And for one ugly second all I can think about is Lia somewhere I can’t reach, Elijah pacing like a caged animal behind security doors, Zach barely holding himself together, and me being asked about fucking social media.
“I said I’m focused on hockey,” I reply, each word a little harder than the last.
There’s a small pause. Someone senses the edge and backs off. Another reporter pivots back to the game, asks about the loss, asks about Vegas’s pressure in the final stretch, asks something about team morale that I barely hear.
I answer. Barely. Every minute I sit there feels wrong in a way I can’t explain, like my body knows I’m supposed to be somewhere else and is rejecting every second of this.
By the time it ends, I’m holding on to restraint by my fingernails. I stand, ready to walk straight out, but PR intercepts me before I can clear the room.
“You cannot comment publicly on what happened with Elijah tonight,” she says immediately, stepping into my path with that polished, practiced expression people wear when they think control is the same thing as competence. “We’re going to try to keep this contained as much as possible.”
“I didn’t say anything.”
“I know,” she replies. “Keep it that way.”
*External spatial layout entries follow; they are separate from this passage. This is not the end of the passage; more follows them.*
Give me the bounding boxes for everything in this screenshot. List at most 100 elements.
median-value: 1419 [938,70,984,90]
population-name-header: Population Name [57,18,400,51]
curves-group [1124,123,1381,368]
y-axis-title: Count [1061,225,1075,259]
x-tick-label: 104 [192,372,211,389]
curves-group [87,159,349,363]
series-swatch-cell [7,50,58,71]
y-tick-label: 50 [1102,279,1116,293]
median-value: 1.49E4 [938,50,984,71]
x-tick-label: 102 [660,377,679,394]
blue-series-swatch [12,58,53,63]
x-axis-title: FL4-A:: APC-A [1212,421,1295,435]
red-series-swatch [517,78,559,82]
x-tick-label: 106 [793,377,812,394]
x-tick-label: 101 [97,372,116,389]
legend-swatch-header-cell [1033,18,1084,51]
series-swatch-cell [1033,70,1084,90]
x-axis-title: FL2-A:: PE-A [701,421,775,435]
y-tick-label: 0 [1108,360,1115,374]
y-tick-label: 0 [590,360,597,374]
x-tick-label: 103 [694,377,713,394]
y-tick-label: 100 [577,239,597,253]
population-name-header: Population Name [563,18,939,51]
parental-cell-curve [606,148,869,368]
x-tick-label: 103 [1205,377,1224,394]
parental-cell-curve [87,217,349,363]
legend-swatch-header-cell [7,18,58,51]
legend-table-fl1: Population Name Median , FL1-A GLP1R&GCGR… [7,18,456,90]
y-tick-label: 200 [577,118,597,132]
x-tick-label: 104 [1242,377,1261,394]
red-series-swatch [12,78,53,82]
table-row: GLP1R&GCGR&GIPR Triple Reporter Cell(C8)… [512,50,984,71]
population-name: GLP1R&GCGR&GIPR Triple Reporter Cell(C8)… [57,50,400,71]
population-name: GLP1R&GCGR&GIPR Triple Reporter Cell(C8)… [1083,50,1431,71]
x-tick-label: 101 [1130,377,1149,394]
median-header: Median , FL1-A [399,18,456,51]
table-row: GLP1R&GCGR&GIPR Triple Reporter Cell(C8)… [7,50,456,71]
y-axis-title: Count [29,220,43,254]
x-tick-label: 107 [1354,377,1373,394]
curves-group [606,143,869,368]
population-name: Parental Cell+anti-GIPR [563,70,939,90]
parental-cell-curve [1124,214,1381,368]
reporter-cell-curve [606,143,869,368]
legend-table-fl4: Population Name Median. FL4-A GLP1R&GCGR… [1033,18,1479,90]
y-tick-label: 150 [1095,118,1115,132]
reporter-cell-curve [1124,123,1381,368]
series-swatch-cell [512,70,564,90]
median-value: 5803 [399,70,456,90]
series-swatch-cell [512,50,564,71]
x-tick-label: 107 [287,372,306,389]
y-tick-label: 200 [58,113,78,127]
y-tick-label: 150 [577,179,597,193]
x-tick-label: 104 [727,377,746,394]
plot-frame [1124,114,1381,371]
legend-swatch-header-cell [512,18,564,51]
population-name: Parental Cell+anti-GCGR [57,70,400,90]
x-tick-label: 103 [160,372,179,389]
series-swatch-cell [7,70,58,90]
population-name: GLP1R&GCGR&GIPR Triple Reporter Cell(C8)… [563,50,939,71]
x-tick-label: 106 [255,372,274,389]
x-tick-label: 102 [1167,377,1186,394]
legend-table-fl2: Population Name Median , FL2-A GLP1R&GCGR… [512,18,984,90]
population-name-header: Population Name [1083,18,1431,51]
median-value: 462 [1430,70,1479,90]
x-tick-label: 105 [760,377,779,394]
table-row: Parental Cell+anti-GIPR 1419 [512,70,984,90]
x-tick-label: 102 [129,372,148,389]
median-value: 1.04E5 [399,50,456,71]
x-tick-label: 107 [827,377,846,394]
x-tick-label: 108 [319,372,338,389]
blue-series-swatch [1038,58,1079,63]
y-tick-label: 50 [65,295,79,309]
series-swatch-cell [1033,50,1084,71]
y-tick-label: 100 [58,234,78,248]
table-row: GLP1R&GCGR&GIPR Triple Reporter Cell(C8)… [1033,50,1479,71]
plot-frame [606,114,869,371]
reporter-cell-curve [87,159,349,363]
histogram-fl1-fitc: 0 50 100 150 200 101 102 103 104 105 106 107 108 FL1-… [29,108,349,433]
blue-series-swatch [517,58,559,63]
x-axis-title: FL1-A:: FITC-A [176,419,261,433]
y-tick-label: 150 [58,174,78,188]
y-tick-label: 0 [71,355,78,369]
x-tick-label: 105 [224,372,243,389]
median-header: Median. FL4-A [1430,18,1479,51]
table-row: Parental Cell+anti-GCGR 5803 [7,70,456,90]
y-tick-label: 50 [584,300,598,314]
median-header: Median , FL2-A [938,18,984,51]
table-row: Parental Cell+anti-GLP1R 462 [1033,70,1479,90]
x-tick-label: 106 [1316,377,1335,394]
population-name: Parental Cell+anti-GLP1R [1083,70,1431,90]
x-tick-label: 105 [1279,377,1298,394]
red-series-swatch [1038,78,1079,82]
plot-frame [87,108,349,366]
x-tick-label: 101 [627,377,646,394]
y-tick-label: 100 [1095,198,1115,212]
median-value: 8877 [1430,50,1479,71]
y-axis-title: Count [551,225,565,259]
She starts walking with me, like I’ve somehow agreed to this conversation.
“And Jackson, we need to talk about your brand.”
I stop and look at her.
“My what?”
“Your visibility,” she says. “Your engagement has changed. You’ve been pulling back from the kind of content that built your audience. We’ve noticed a shift, and after tonight it would be smart to think carefully about how you manage your image moving forward.”
For a second I actually don’t know what to say, because the absurdity of it almost knocks the breath out of me.
“What I do with my social media is up to me.”
She offers a tight little smile that doesn’t reach her eyes.
“We’re just asking you to think about the future of your career.”
I stare at her for a beat.
Then, as evenly as I can, I say, “Can I go now?”
“Not yet,” she says. “We need a few photos first.”
Of course they do.
I don’t have the energy to fight it without causing an even bigger scene, so I let myself be steered down another hallway and into a smaller event space where a handful of fans are waiting with bright smiles and phones already out.
The whole thing feels surreal.
I stand where I’m told to stand. I let cameras flash in my face. I let people lean in too close and laugh too loudly and tell me how amazing the game was when I can barely hear them over the pounding in my own head.
All the while, one thought keeps threading through everything else. She is out there somewhere, and I have no idea what is happening to her right now.
The thought curdles into something sick and heavy in my stomach as another fan presses in beside me for a photo,perfume too sweet, hand sliding over my arm like she has any right to touch me.
A brunette with glossy lips and a tight dress asks if I’ve got a girlfriend in town. Another says she’s followed me since I was signed and she’d love to “take my mind off the loss.”
I look at them, at the bright expectation in their faces, and all I can feel is revulsion.
One of them tries to slip me a number.
“I don’t want that,” I say, sharper than I intended.